What's wrong with BRKB?

Gazingus

Recycles dryer sheets
Joined
Jan 1, 2008
Messages
126
This stock has missed the run in the second half of the year. Should I sell it? I'm still in the hole 10% on the shares that I have.
 
You should always tax-loss harvest before year-end. It helps avoid the loss aversion trap. So yes, you should sell it.
 
Not my problem then. :) I don't buy stocks that are going to go down in my IRA.
 
I don't follow the stock, but is it time to buy more? It might be a silly thought, just asking.
 
I don't follow the stock, but is it time to buy more? It might be a silly thought, just asking.
Well, if you're an individual stockpicker, it would mean you perform due diligence on the stock and the company to see whether the decline may be due to eroding fundamentals or whether it's just as good as ever and is just out of favor. That could well convince one to sell, to buy more, or to stand pat depending on what they found.

[Disclaimer: BRK is the only single-company stock I own, the rest of my holdings are in ETFs and mutual funds. I discovered I'm not very good at the type of due diligence I refer to above.]
 
This stock has missed the run in the second half of the year. Should I sell it? I'm still in the hole 10% on the shares that I have.
Let me know how much do you want for it...

If six months' performance is your stock-picking criteria then you need to sell Berkshire Hathaway. You won't make any money but you'll sleep a lot better at night.

If you're looking for reasons to change your mind, then about 10 months ago Buffett gave an interview where he actually indicated with a wave of his hands that he felt the stock's price was in the lower end of the range of its intrinsic value. Buffett almost never gives any personal assessment of the stock's relative value, and this "signal" was hopped on by the financial media like a pack of starving wolverines. Since then Berkshire's businesses have seen improving numbers and they've been hiring more employees.

One perceived drag on the stock is Buffett's "derivatives" (put options) on various equity indexes. He's required to mark these to market at every quarterly report so their value swings by hundreds of millions of dollars, which can tend to obscure the hard-cash results of Berkshire's businesses. When the annual report is released in February you may see quite an uptick in both the businesses and the derivative contracts, which would easily move the stock price by at least 10%.

But that's just my guess as a nearly-10-year shareholder.

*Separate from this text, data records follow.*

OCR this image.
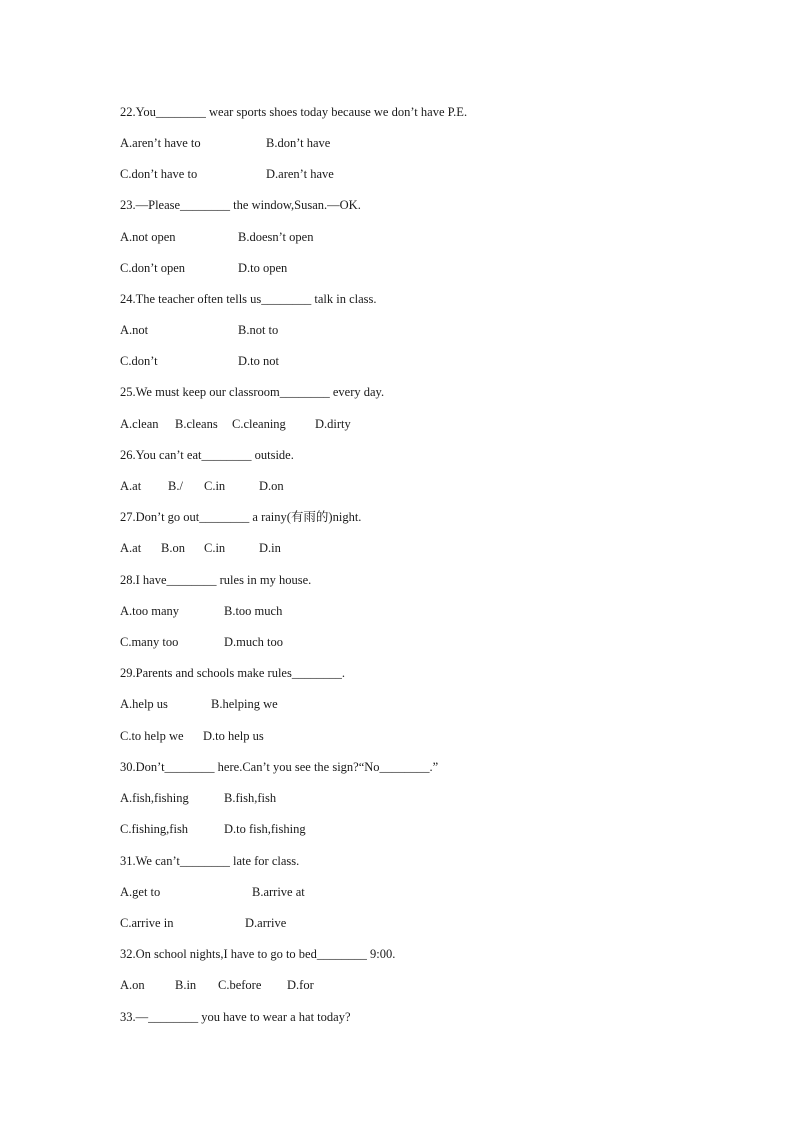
22.You________ wear sports shoes today because we don’t have P.E.
A.aren’t have to	B.don’t have
C.don’t have to	D.aren’t have
23.—Please________ the window,Susan.—OK.
A.not open	B.doesn’t open
C.don’t open	D.to open
24.The teacher often tells us________ talk in class.
A.not	B.not to
C.don’t	D.to not
25.We must keep our classroom________ every day.
A.clean B.cleans C.cleaning D.dirty
26.You can’t eat________ outside.
A.at B./ C.in	D.on
27.Don’t go out________ a rainy(有雨的)night.
A.at B.on C.in	D.in
28.I have________ rules in my house.
A.too many	B.too much
C.many too	D.much too
29.Parents and schools make rules________.
A.help us	B.helping we
C.to help we D.to help us
30.Don’t________ here.Can’t you see the sign?“No________.”
A.fish,fishing	B.fish,fish
C.fishing,fish	D.to fish,fishing
31.We can’t________ late for class.
A.get to	B.arrive at
C.arrive in	D.arrive
32.On school nights,I have to go to bed________ 9:00.
A.on B.in C.before D.for
33.—________ you have to wear a hat today?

Moderators, should this thread go in the stock-picking forum?
 
Whitney Tilson could be accused of talking up his book, but the guy is one of the most credible Berskhire analysts next to Alice Schroeder.

He claims that it's trading at a 25% to intrinsic value:
Whitney Tilson Analysis of Berkshire Hathaway -- GuruFocus.com

I think the traders (and especially the options traders) have been paying too much attention to the mark-to-market losses of the derivatives. In the meantime the corporations have been sharply raising their profits and even the stocks have had some nice gains. Now people are starting to take notice of these numbers in anticipation of the Feb annual report.

I can't predict 2011 but I suspect I'm going to be rebalancing at least once...

Speaking of Alice Schroeder, does anyone know what's going on with her? Her blog went dark a couple months ago and someone put up a Facebook post about her father. Other than that FB post, you can't tell that the woman is writing even so much as a "I'm on hiatus until..." placeholder.
 
The problem with BRK is that Buffet is getting old. One day, sadly, there will be no Buffet at the controls. BRK will sink 30%.

This is why I like MSFT. It has the reverse problem. :D
 
I definitely would not sell at the current price. Like Nords said, the different businesses are just starting to rev up, and the stock price is way below trend on P/B basis. Plus the next earnings report could be a big one.

Tilson thinks it could be 43% higher in 12 months.
 
The problem with BRK is that Buffet is getting old. One day, sadly, there will be no Buffet at the controls. BRK will sink 30%.
This is why I like MSFT. It has the reverse problem. :D
How ironic that Bill Gates has left Microsoft and sits on Berkshire Hathaway's board.

I suspect that the Buffett effect has already been sidelined as he locks up the float in various large high-capex businesses. Stockpicking is a minor part of the company. His successors will have little more to do than to try to keep up with Ajit Jain and to decide whether to pay a dividend.

If Berkshire drops 30% when Buffett departs then I'll probably be buying to bring my AA back up into the band. And if the stock stagnates then I'll be selling more covered calls to collect my own personal "dividend".